The act performed by the appellant in the morning in question, by going into the thicket,
according to her, to respond to call of nature, notwithstanding the fact that she had fever for a
long time, was perfectly lawful. If by doing so she caused a wrong as that of giving birth to her
child in that same place and later abandoning it, not because of imprudence or any other reason
than that she was overcome by strong dizziness and extreme debility, she should not be blamed
therefor because it all happened by mere accident, from liability any person who so acts and
behaves under such circumstances (art. 12, subsection 4, Revised Penal Code).
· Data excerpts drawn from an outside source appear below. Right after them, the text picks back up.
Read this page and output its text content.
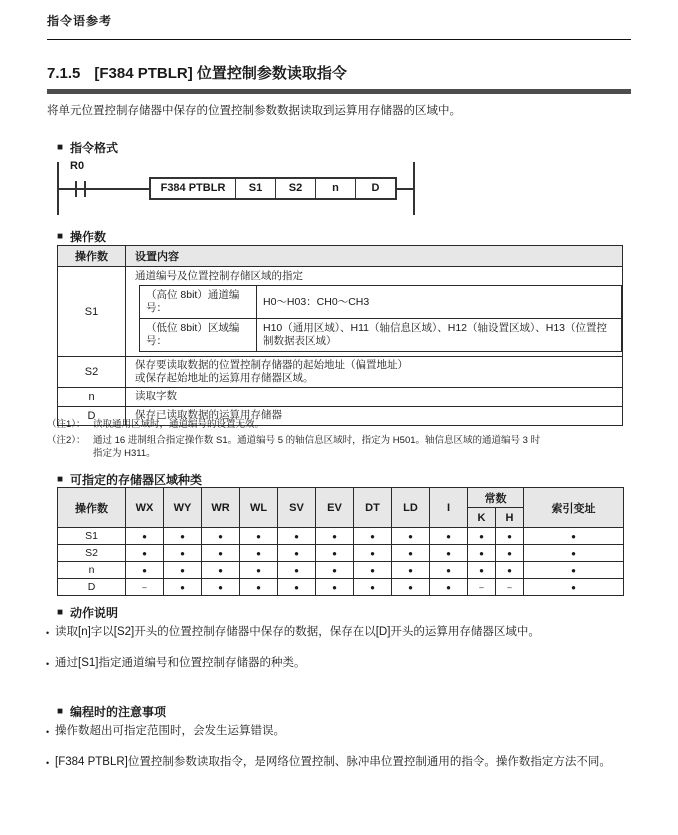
指令语参考
7.1.5 [F384 PTBLR] 位置控制参数读取指令
将单元位置控制存储器中保存的位置控制参数数据读取到运算用存储器的区域中。
■ 指令格式
R0
F384 PTBLR	S1	S2	n	D
■ 操作数
操作数	设置内容
S1	
通道编号及位置控制存储区域的指定
（高位 8bit）通道编号：	H0～H03：CH0～CH3
（低位 8bit）区域编号：	H10（通用区域）、H11（轴信息区域）、H12（轴设置区域）、H13（位置控制数据表区域）

S2	
保存要读取数据的位置控制存储器的起始地址（偏置地址）
或保存起始地址的运算用存储器区域。

n	读取字数

D	保存已读取数据的运算用存储器
（注1）： 读取通用区域时，通道编号的设置无效。
（注2）： 通过 16 进制组合指定操作数 S1。通道编号 5 的轴信息区域时，指定为 H501。轴信息区域的通道编号 3 时
指定为 H311。
■ 可指定的存储器区域种类
操作数	WX	WY	WR	WL	SV	EV	DT	LD	I	常数		索引变址
										K	H	
S1	●	●	●	●	●	●	●	●	●	●	●	●
S2	●	●	●	●	●	●	●	●	●	●	●	●
n	●	●	●	●	●	●	●	●	●	●	●	●
D	–	●	●	●	●	●	●	●	●	–	–	●
■ 动作说明
• 读取[n]字以[S2]开头的位置控制存储器中保存的数据，保存在以[D]开头的运算用存储器区域中。
• 通过[S1]指定通道编号和位置控制存储器的种类。
■ 编程时的注意事项
• 操作数超出可指定范围时，会发生运算错误。
• [F384 PTBLR]位置控制参数读取指令，是网络位置控制、脉冲串位置控制通用的指令。操作数指定方法不同。
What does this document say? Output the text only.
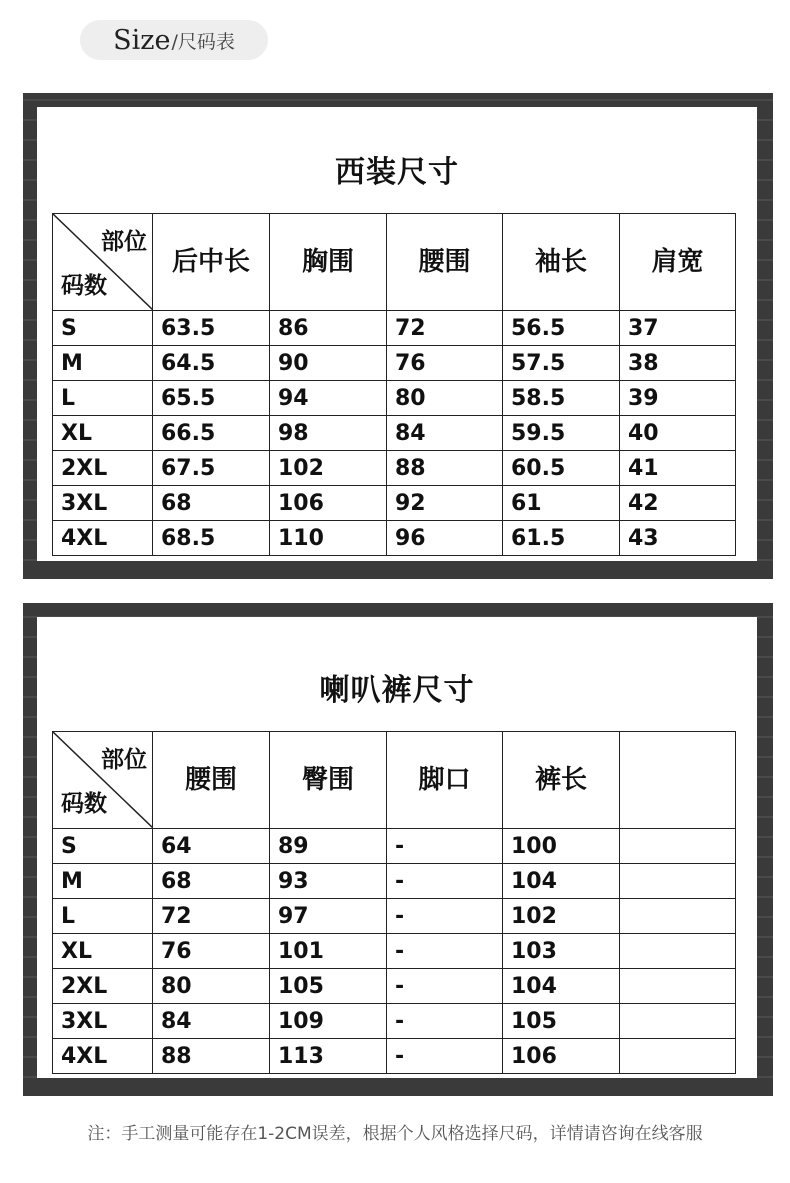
Size /尺码表
西装尺寸
部位
码数	后中长	胸围	腰围	袖长	肩宽
S	63.5	86	72	56.5	37
M	64.5	90	76	57.5	38
L	65.5	94	80	58.5	39
XL	66.5	98	84	59.5	40
2XL	67.5	102	88	60.5	41
3XL	68	106	92	61	42
4XL	68.5	110	96	61.5	43
喇叭裤尺寸
部位
码数	腰围	臀围	脚口	裤长	
S	64	89	-	100	
M	68	93	-	104	
L	72	97	-	102	
XL	76	101	-	103	
2XL	80	105	-	104	
3XL	84	109	-	105	
4XL	88	113	-	106	
注：手工测量可能存在1-2CM误差，根据个人风格选择尺码，详情请咨询在线客服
In conclusion, taking into account the foregoing facts and considerations, and granting that the
appellant was aware of her involuntary childbirth in the thicket and that she later failed to take
her child therefrom, having been so prevented by reason of causes entirely independent of her
will, it should be held that the alleged errors attributed to the lower court by the appellant are
true; and it appearing that under such circumstances said appellant has the fourth and seventh
exempting circumstances in her favor, is hereby acquitted of the crime of which she had bee
accused and convicted, with costs de oficio, and she is actually confined in jail in connection with
this case, it is ordered that she be released immediately. So ordered.